Distributions are defined as the set of linear continuos operators over the set of test functions $ \mathcal{D}(\mathbb{R}) = C^{\infty}_c(\mathbb{R}) $, i.e. $ \mathcal{D}(\mathbb{R})^* $.
My question is:
are all distributions of the form
$$ \mathcal{D}(\mathbb{R}) \ni \varphi \mapsto \int_{\mathbb{R}} \varphi^{(n)}(x) d \mu (x) \in \mathbb{R} $$
(integral of differential operators against some measure) where $\varphi^{(n)}$ is the $n-$th derivative of $f$, and $\mu$ is a measure (or possibly linear combinations of such functionals)?

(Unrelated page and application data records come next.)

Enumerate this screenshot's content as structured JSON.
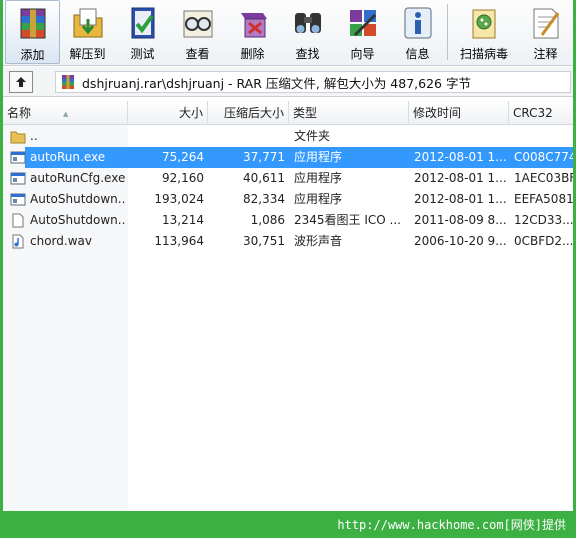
{
  "toolbar": {
    "buttons": [
      {
        "label": "添加",
        "icon": "add-archive-icon"
      },
      {
        "label": "解压到",
        "icon": "extract-to-icon"
      },
      {
        "label": "测试",
        "icon": "test-icon"
      },
      {
        "label": "查看",
        "icon": "view-icon"
      },
      {
        "label": "删除",
        "icon": "delete-icon"
      },
      {
        "label": "查找",
        "icon": "find-icon"
      },
      {
        "label": "向导",
        "icon": "wizard-icon"
      },
      {
        "label": "信息",
        "icon": "info-icon"
      },
      {
        "label": "扫描病毒",
        "icon": "virus-scan-icon"
      },
      {
        "label": "注释",
        "icon": "comment-icon"
      }
    ]
  },
  "address": {
    "path": "dshjruanj.rar\\dshjruanj - RAR 压缩文件, 解包大小为 487,626 字节"
  },
  "list": {
    "columns": [
      "名称",
      "大小",
      "压缩后大小",
      "类型",
      "修改时间",
      "CRC32"
    ],
    "rows": [
      {
        "name": "..",
        "size": "",
        "packed": "",
        "type": "文件夹",
        "modified": "",
        "crc": "",
        "icon": "folder-up-icon"
      },
      {
        "name": "autoRun.exe",
        "size": "75,264",
        "packed": "37,771",
        "type": "应用程序",
        "modified": "2012-08-01 1...",
        "crc": "C008C774",
        "icon": "exe-icon"
      },
      {
        "name": "autoRunCfg.exe",
        "size": "92,160",
        "packed": "40,611",
        "type": "应用程序",
        "modified": "2012-08-01 1...",
        "crc": "1AEC03BF",
        "icon": "exe-icon"
      },
      {
        "name": "AutoShutdown...",
        "size": "193,024",
        "packed": "82,334",
        "type": "应用程序",
        "modified": "2012-08-01 1...",
        "crc": "EEFA5081",
        "icon": "exe-icon"
      },
      {
        "name": "AutoShutdown...",
        "size": "13,214",
        "packed": "1,086",
        "type": "2345看图王 ICO ...",
        "modified": "2011-08-09 8...",
        "crc": "12CD33...",
        "icon": "ico-file-icon"
      },
      {
        "name": "chord.wav",
        "size": "113,964",
        "packed": "30,751",
        "type": "波形声音",
        "modified": "2006-10-20 9...",
        "crc": "0CBFD2...",
        "icon": "wav-file-icon"
      }
    ]
  },
  "status": {
    "url": "http://www.hackhome.com[网侠]提供"
  },
  "colors": {
    "selection": "#3399ff",
    "frame_green": "#3cb043"
  }
}
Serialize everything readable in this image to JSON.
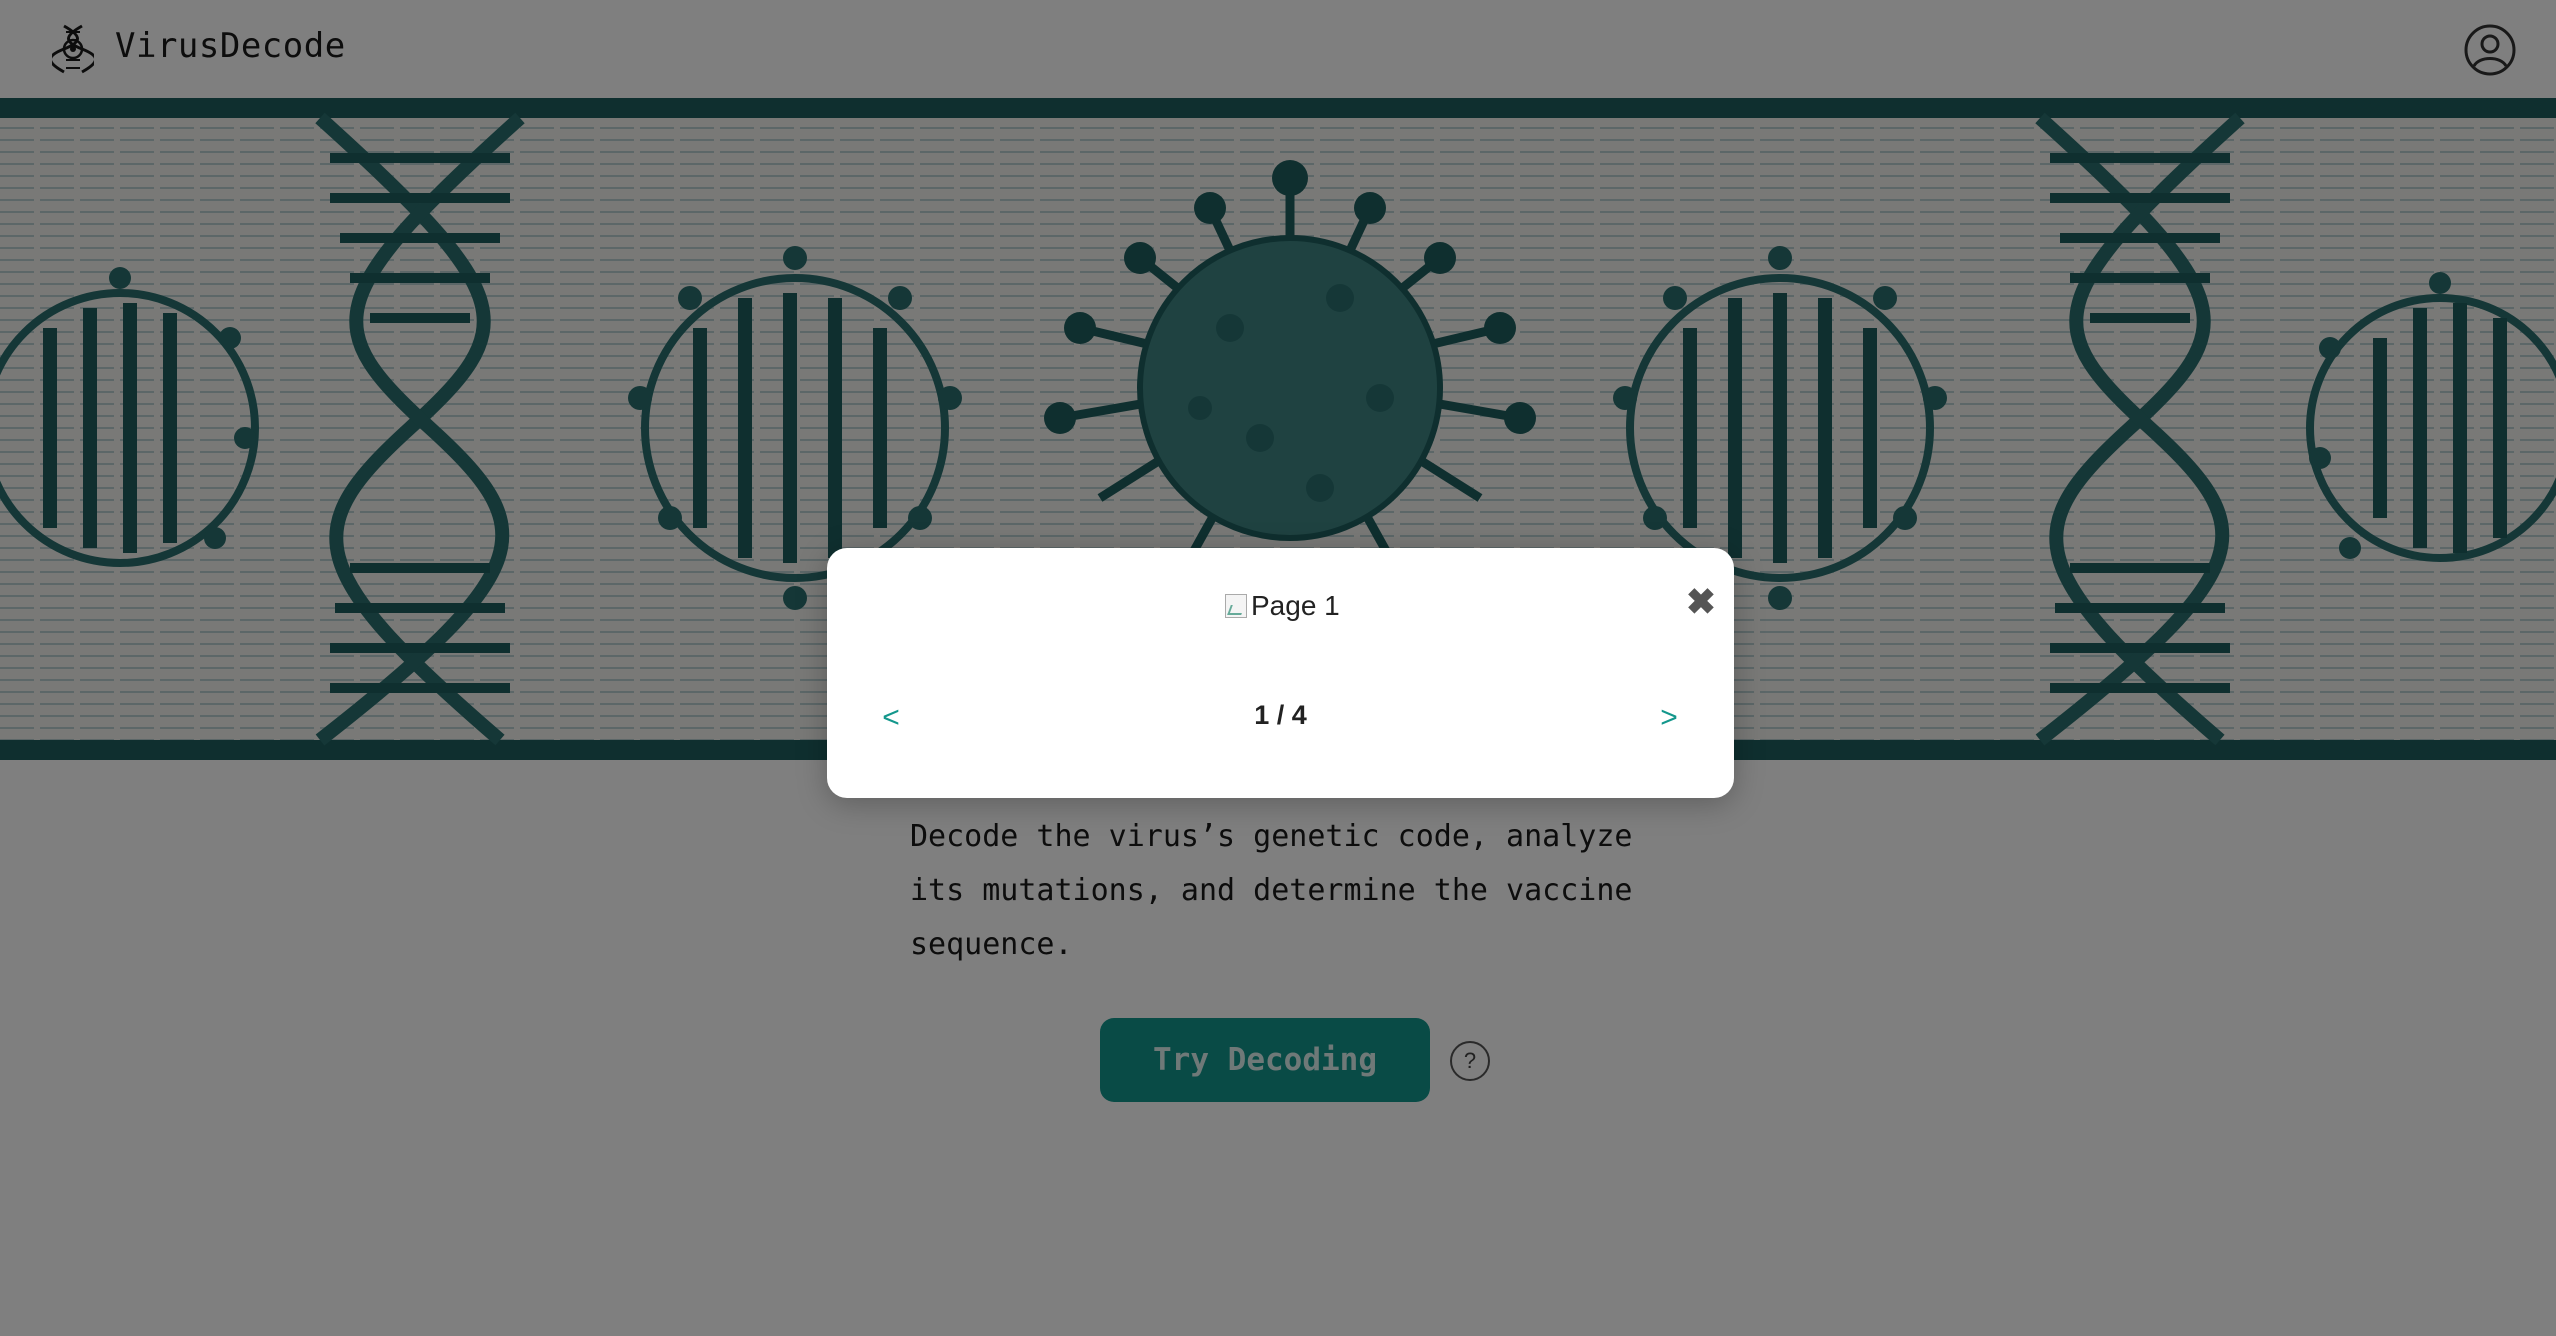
{
  "header": {
    "brand": "VirusDecode",
    "logo_icon": "dna-virus-logo-icon",
    "profile_icon": "user-profile-icon"
  },
  "banner": {
    "description": "DNA helix and virus illustration banner"
  },
  "main": {
    "description": "Decode the virus’s genetic code, analyze its mutations, and determine the vaccine sequence.",
    "try_button": "Try Decoding",
    "help_button": "?"
  },
  "modal": {
    "image_alt": "Page 1",
    "close_label": "✖",
    "prev_label": "<",
    "next_label": ">",
    "counter": "1 / 4"
  },
  "colors": {
    "accent": "#13978c",
    "banner_dark": "#1f5f5e",
    "overlay": "rgba(0,0,0,0.5)"
  }
}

If the distribution $u$ has finite order (for instance, if it’s a tempered distribution) then yes: you can simply take $\mu=(-1)^n\partial_x^{-n}u$, recalling that taking the antiderivative of any distribution is always a well-defined operation (although the antiderivative is only uniquely defined up to an additive constant). For $n$ large enough, $\mu$ will actually be (say) a continuous function on all $\mathbb R$ if $u$ has finite order.
If $u$ has infinite order, for instance if $u:=\sum_{n=1}^\infty \partial_x^n\delta(x-n)$, then the above holds only locally in $x$, or you need to be allowed to take an infinite sum of functionals as you wrote above, where you have a non-zero contribution for every $n$. But also in this case, what you ask is morally true.